La ricostruzione delle condizioni ambientali e geologiche di Marte

Gli scienziati americani, coordinati da Lujendra Ojha, esperto del Dipartimento di Scienze della Terra e Planetarie presso la School of Arts and Sciences della Rutgers University, hanno proposto la loro tesi concentrando i loro studi sulla ricostruzione delle condizioni ambientali e geologiche del passato di Marte, attraverso una serie di dati provenienti da missioni come la “InSight” della Nasa, incrociati con alcuni modelli climatici computerizzati. Secondo gli esperti, a rendere più ospitale il sottosuolo marziano sarebbe stata in passato, e probabilmente ancora oggi, la presenza di acqua liquida, generata dallo scioglimento di spesse lastre di ghiaccio, alimentato dal calore interno del pianeta e prodotto dal decadimento di elementi radioattivi.

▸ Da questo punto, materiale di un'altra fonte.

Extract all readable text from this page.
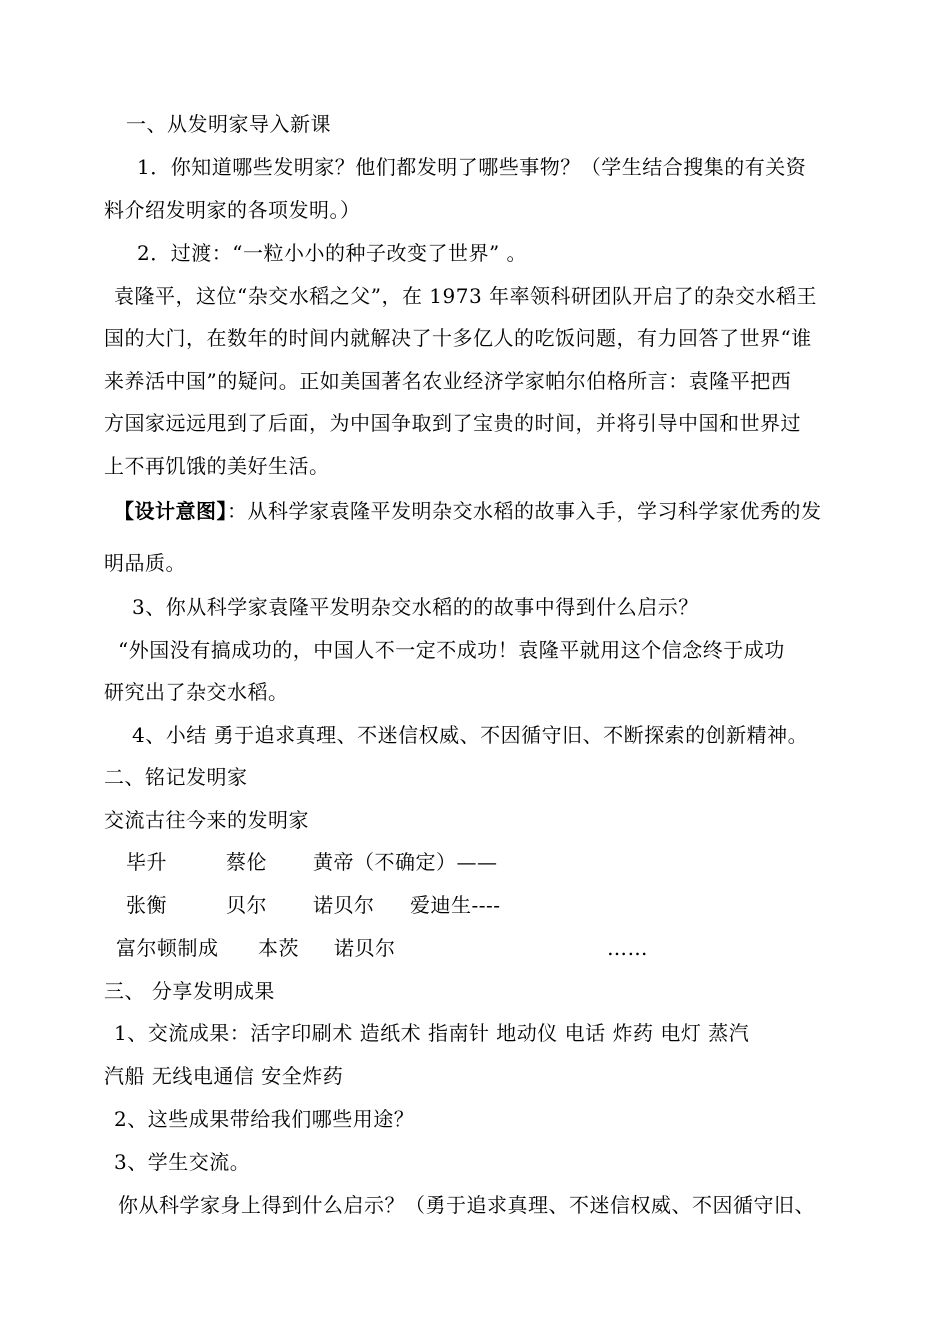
一、从发明家导入新课
1．你知道哪些发明家？他们都发明了哪些事物？（学生结合搜集的有关资
料介绍发明家的各项发明。）
2．过渡：“一粒小小的种子改变了世界” 。
袁隆平，这位“杂交水稻之父”，在 1973 年率领科研团队开启了的杂交水稻王
国的大门，在数年的时间内就解决了十多亿人的吃饭问题，有力回答了世界“谁
来养活中国”的疑问。正如美国著名农业经济学家帕尔伯格所言：袁隆平把西
方国家远远甩到了后面，为中国争取到了宝贵的时间，并将引导中国和世界过
上不再饥饿的美好生活。
【设计意图】：从科学家袁隆平发明杂交水稻的故事入手，学习科学家优秀的发
明品质。
3、你从科学家袁隆平发明杂交水稻的的故事中得到什么启示？
“外国没有搞成功的，中国人不一定不成功！袁隆平就用这个信念终于成功
研究出了杂交水稻。
4、小结 勇于追求真理、不迷信权威、不因循守旧、不断探索的创新精神。
二、铭记发明家
交流古往今来的发明家
毕升	蔡伦 黄帝（不确定）——
张衡	贝尔 诺贝尔 爱迪生----
富尔顿制成 本茨 诺贝尔	……
三、 分享发明成果
1、交流成果：活字印刷术 造纸术 指南针 地动仪 电话 炸药 电灯 蒸汽
汽船 无线电通信 安全炸药
2、这些成果带给我们哪些用途？
3、学生交流。
你从科学家身上得到什么启示？（勇于追求真理、不迷信权威、不因循守旧、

La chiave di questo meccanismo, secondo il team di ricercatori della Rutgers University, sarebbe rappresentata proprio "dalla presenza di una fonte di calore geotermico nel passato di Marte". L'esistenza di questa fonte di calore interna al pianeta, hanno poi sottolineato ancora gli esperti, avrebbe contribuito a riscaldare Marte, in un periodo indicato in circa 4 miliardi di anni fa, momento in cui il Sole, ancora giovane, era ancora piuttosto debole. "Nelle profondità del sottosuolo marziano la vita potrebbe essere stata sostenuta da attività idrotermale e il sottosuolo di Marte potrebbe, quindi, rappresentare l'ambiente abitabile più longevo sul pianeta", ha quindi affermato Ojha.

Il ruolo del Sole

In un comunicato apparso sul sito dell’ateneo americano, i ricercatori spiegano che Il nostro Sole “è un enorme reattore a fusione nucleare che genera energia fondendo l'idrogeno in elio”. Nel corso del tempo, il Sole ha gradualmente illuminato e riscaldato la superficie dei pianeti nel nostro sistema solare. Come detto, circa 4 miliardi di anni fa, il Sole era molto più debole di oggi, quindi il clima di Marte all’epoca avrebbe dovuto essere gelido. “Tuttavia, la superficie di Marte ha molti indicatori geologici, come gli antichi letti dei fiumi, e indicatori chimici, come i minerali legati all'acqua, che suggeriscono che il pianeta rosso avesse abbondante acqua liquida da circa 4,1 miliardi a 3,7 miliardi di anni fa (l'era noachiana). Questa apparente contraddizione tra la documentazione geologica ei modelli climatici è il debole paradosso del Sole giovane”, si legge. Infatti, proprio su pianeti rocciosi come Marte, la Terra, Venere e Mercurio, elementi che producono calore come l'uranio, il torio e il potassio generano calore tramite il decadimento radioattivo. “In un simile scenario, l'acqua liquida può essere generata sciogliendosi sul fondo di spesse lastre di ghiaccio, anche se il Sole era più debole di adesso”, hanno spiegato i ricercatori. “Sulla Terra, ad esempio, il calore geotermico forma laghi subglaciali nelle aree della calotta glaciale dell'Antartico occidentale, in Groenlandia e nell'Artico canadese. È probabile che uno scioglimento simile possa aiutare a spiegare la presenza di acqua liquida su Marte, freddo e gelido com’era 4 miliardi di anni fa”.